Bleibt der Grundton derselbe und baut man statt eine Dur- eine Molltonleiter auf bzw. umgekehrt, spricht man von einem Tongeschlechtswechsel:
C - D - E - F - G - A - H => C-Dur (Moll-Paralelle ist A-Moll)
C - D - Eb - F - G - Ab - Bb => C-Moll (Dur-Parallele ist Eb-Dur)
Bei einem Tongeschlechtswechsel springt man also drei Quintenzirkelgrade nach links (in Richtung der Subdominante!), d.h. es ändern sich drei Vorzeichen.
Der eigentliche Unterschied zwischen Dur und Moll findet sich in der Terz. Bei einer Dur-Tonleiter und also auch bei einem solchen Akkord ist das Charakteristische der große Terzabstand zwischen Grundton und Terz, also dem 1. und dem 3. Ton, der hier 4 Halbton
schritte beträgt, bei einer Moll-Tonleiter und dem Moll-Akkord aber nur in kleiner Terzabstand ist, also 3 Halbton
schritte beträgt.
Die Blues-Tonleiter gibt es so nicht, da findet man ganz unterschiedliche Meinungen zu, gerade was die Literatur angeht. Als blue-Notes werden im Allgemeinen die Kleine Terz, die vermindete Quinte und die kleine Septime angesehen, legt man eine Dur-Tonleiter zugrunde, wobei auch das relativ ist. So kann man die blue-Terz auch als einen Zwischenton zwischen der kleinen und der großen Terz ansehen und spielen...
Die Harmonielehren gehen - was den Blues angeht - so fundamental auseinander, daß man hier von keiner gemeinsamen Sprache sprechen kann.

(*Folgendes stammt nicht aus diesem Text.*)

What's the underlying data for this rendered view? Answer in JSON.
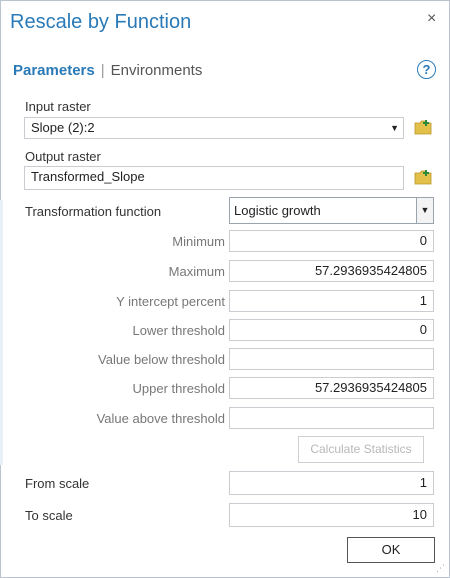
{
  "dialog": {
    "title": "Rescale by Function",
    "close_glyph": "×"
  },
  "tabs": {
    "active": "Parameters",
    "separator": "|",
    "inactive": "Environments"
  },
  "help": {
    "glyph": "?"
  },
  "input_raster": {
    "label": "Input raster",
    "value": "Slope (2):2",
    "dropdown_glyph": "▼"
  },
  "output_raster": {
    "label": "Output raster",
    "value": "Transformed_Slope"
  },
  "transformation": {
    "label": "Transformation function",
    "value": "Logistic growth",
    "dropdown_glyph": "▼"
  },
  "params": [
    {
      "label": "Minimum",
      "value": "0"
    },
    {
      "label": "Maximum",
      "value": "57.2936935424805"
    },
    {
      "label": "Y intercept percent",
      "value": "1"
    },
    {
      "label": "Lower threshold",
      "value": "0"
    },
    {
      "label": "Value below threshold",
      "value": ""
    },
    {
      "label": "Upper threshold",
      "value": "57.2936935424805"
    },
    {
      "label": "Value above threshold",
      "value": ""
    }
  ],
  "calculate": {
    "label": "Calculate Statistics"
  },
  "from_scale": {
    "label": "From scale",
    "value": "1"
  },
  "to_scale": {
    "label": "To scale",
    "value": "10"
  },
  "ok": {
    "label": "OK"
  },
  "colors": {
    "accent": "#2a7ab7",
    "folder": "#e3c04a",
    "plus": "#2a8a3a"
  }
}
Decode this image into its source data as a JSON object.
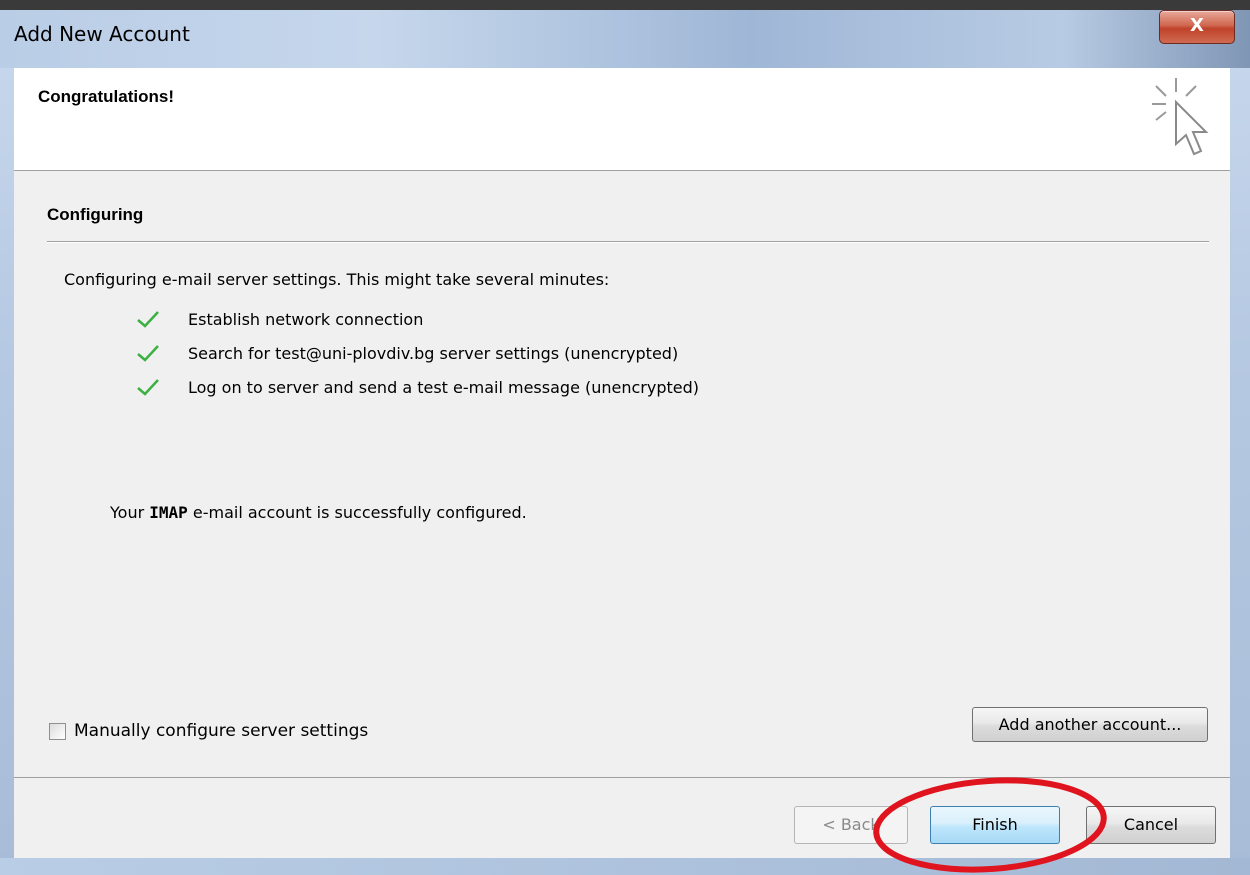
{
  "window": {
    "title": "Add New Account",
    "close_label": "X"
  },
  "header": {
    "title": "Congratulations!"
  },
  "section": {
    "title": "Configuring",
    "description": "Configuring e-mail server settings. This might take several minutes:"
  },
  "steps": [
    {
      "label": "Establish network connection",
      "status": "done"
    },
    {
      "label": "Search for test@uni-plovdiv.bg server settings (unencrypted)",
      "status": "done"
    },
    {
      "label": "Log on to server and send a test e-mail message (unencrypted)",
      "status": "done"
    }
  ],
  "result": {
    "prefix": "Your ",
    "account_type": "IMAP",
    "suffix": " e-mail account is successfully configured."
  },
  "options": {
    "manual_config_label": "Manually configure server settings",
    "manual_config_checked": false,
    "add_another_label": "Add another account..."
  },
  "footer": {
    "back_label": "< Back",
    "finish_label": "Finish",
    "cancel_label": "Cancel"
  },
  "colors": {
    "check_green": "#3cb043",
    "highlight_red": "#e0141e"
  }
}
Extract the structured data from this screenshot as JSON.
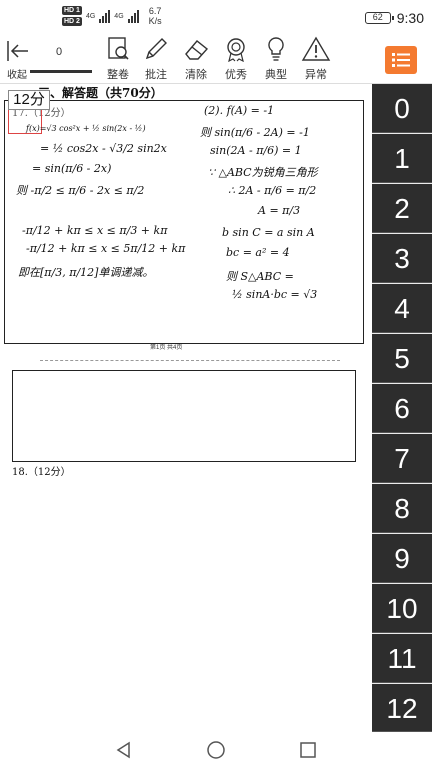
{
  "status_bar": {
    "hd1": "HD 1",
    "hd2": "HD 2",
    "net1": "4G",
    "net2": "4G",
    "speed_value": "6.7",
    "speed_unit": "K/s",
    "battery": "62",
    "time": "9:30"
  },
  "toolbar": {
    "collapse_label": "收起",
    "counter": "0",
    "tools": [
      {
        "label": "整卷",
        "icon": "scan-paper-icon"
      },
      {
        "label": "批注",
        "icon": "pencil-icon"
      },
      {
        "label": "清除",
        "icon": "eraser-icon"
      },
      {
        "label": "优秀",
        "icon": "medal-icon"
      },
      {
        "label": "典型",
        "icon": "lightbulb-icon"
      },
      {
        "label": "异常",
        "icon": "warning-icon"
      }
    ],
    "menu_color": "#f47a30"
  },
  "document": {
    "section_heading": "三、解答题（共70分）",
    "score_tag": "12分",
    "q17_label": "17.（12分）",
    "q18_label": "18.（12分）",
    "page_footer": "第1页  共4页",
    "handwriting": [
      "f(x)=√3 cos²x + ½ sin(2x - ½)",
      "= ½ cos2x - √3/2 sin2x",
      "= sin(π/6 - 2x)",
      "则 -π/2 ≤ π/6 - 2x ≤ π/2",
      "-π/12 + kπ ≤ x ≤ π/3 + kπ",
      "-π/12 + kπ ≤ x ≤ 5π/12 + kπ",
      "即在[π/3, π/12]单调递减。",
      "(2). f(A) = -1",
      "则 sin(π/6 - 2A) = -1",
      "sin(2A - π/6) = 1",
      "∵ △ABC为锐角三角形",
      "∴ 2A - π/6 = π/2",
      "A = π/3",
      "b sin C = a sin A",
      "bc = a² = 4",
      "则 S△ABC =",
      "½ sinA·bc = √3"
    ]
  },
  "score_panel": {
    "scores": [
      "0",
      "1",
      "2",
      "3",
      "4",
      "5",
      "6",
      "7",
      "8",
      "9",
      "10",
      "11",
      "12"
    ]
  },
  "nav": {
    "back": "back-icon",
    "home": "home-icon",
    "recent": "recent-apps-icon"
  }
}
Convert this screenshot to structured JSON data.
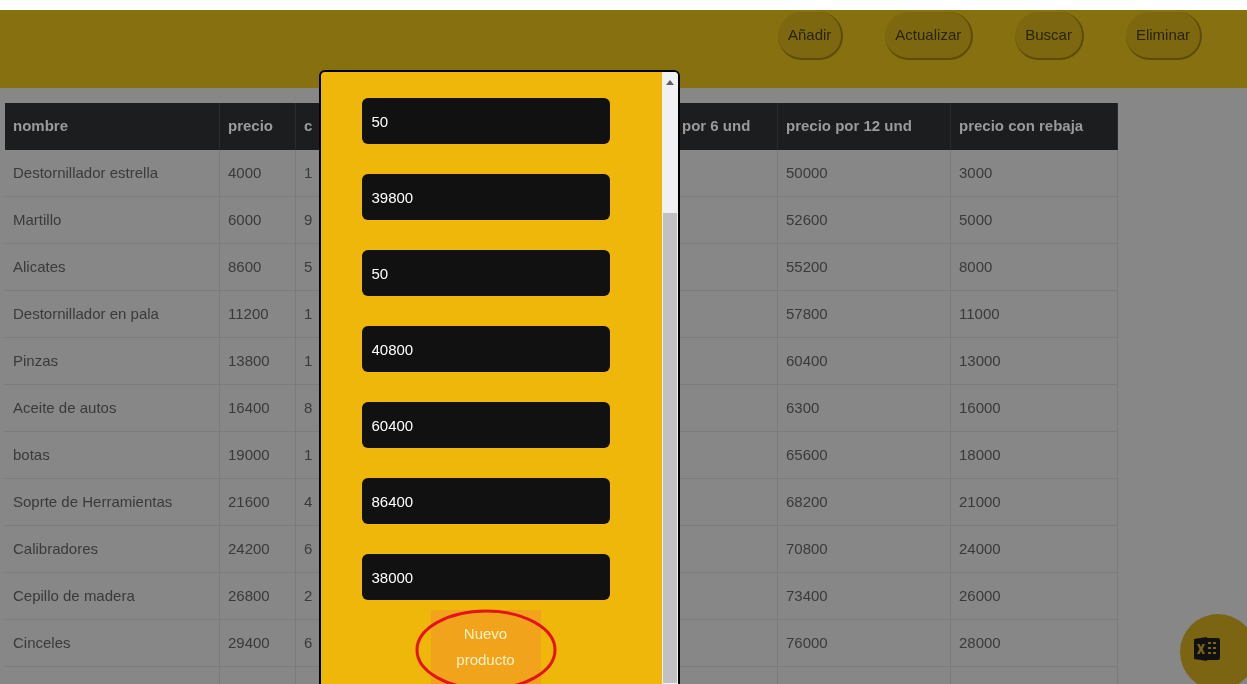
{
  "toolbar": {
    "buttons": [
      "Añadir",
      "Actualizar",
      "Buscar",
      "Eliminar"
    ]
  },
  "table": {
    "columns": [
      "nombre",
      "precio",
      "c",
      "por 6 und",
      "precio por 12 und",
      "precio con rebaja"
    ],
    "rows": [
      {
        "nombre": "Destornillador estrella",
        "precio": "4000",
        "column_3": "1",
        "precio_por_12_und": "50000",
        "precio_con_rebaja": "3000"
      },
      {
        "nombre": "Martillo",
        "precio": "6000",
        "column_3": "9",
        "precio_por_12_und": "52600",
        "precio_con_rebaja": "5000"
      },
      {
        "nombre": "Alicates",
        "precio": "8600",
        "column_3": "5",
        "precio_por_12_und": "55200",
        "precio_con_rebaja": "8000"
      },
      {
        "nombre": "Destornillador en pala",
        "precio": "11200",
        "column_3": "1",
        "precio_por_12_und": "57800",
        "precio_con_rebaja": "11000"
      },
      {
        "nombre": "Pinzas",
        "precio": "13800",
        "column_3": "1",
        "precio_por_12_und": "60400",
        "precio_con_rebaja": "13000"
      },
      {
        "nombre": "Aceite de autos",
        "precio": "16400",
        "column_3": "8",
        "precio_por_12_und": "6300",
        "precio_con_rebaja": "16000"
      },
      {
        "nombre": "botas",
        "precio": "19000",
        "column_3": "1",
        "precio_por_12_und": "65600",
        "precio_con_rebaja": "18000"
      },
      {
        "nombre": "Soprte de Herramientas",
        "precio": "21600",
        "column_3": "4",
        "precio_por_12_und": "68200",
        "precio_con_rebaja": "21000"
      },
      {
        "nombre": "Calibradores",
        "precio": "24200",
        "column_3": "6",
        "precio_por_12_und": "70800",
        "precio_con_rebaja": "24000"
      },
      {
        "nombre": "Cepillo de madera",
        "precio": "26800",
        "column_3": "2",
        "precio_por_12_und": "73400",
        "precio_con_rebaja": "26000"
      },
      {
        "nombre": "Cinceles",
        "precio": "29400",
        "column_3": "6",
        "precio_por_12_und": "76000",
        "precio_con_rebaja": "28000"
      }
    ]
  },
  "modal": {
    "fields": [
      "50",
      "39800",
      "50",
      "40800",
      "60400",
      "86400",
      "38000"
    ],
    "button": "Nuevo producto",
    "annotation": {
      "kind": "ellipse"
    }
  }
}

Ich denke, es ist besser, sich erst einmal mit den Grundlagen genauer zu befassen, und das heißt, sich mit der Dur-Tonleiter und ihren 6 Varianten genau zu befassen.
Nur zur Ergänzung:
Diverse Moll-Varianten wie Harmonisch Moll (HM) und Melodisch Moll (MM) sind zum Verstehen des Denkmodells anfangs nicht relevant, man kann sie auch einfach als eine Variante der natürlichen Moll-Tonleiter betrachten, was den Umgang mit ihnen enorm vereinfacht, denn man muß sie dann nicht als eine gesonderte Art von Tonleitern betrachten (sonst gibt´s nochmal 2 mal 6 Varianten davon, mit Grundton also insgesamt 14 Stück...).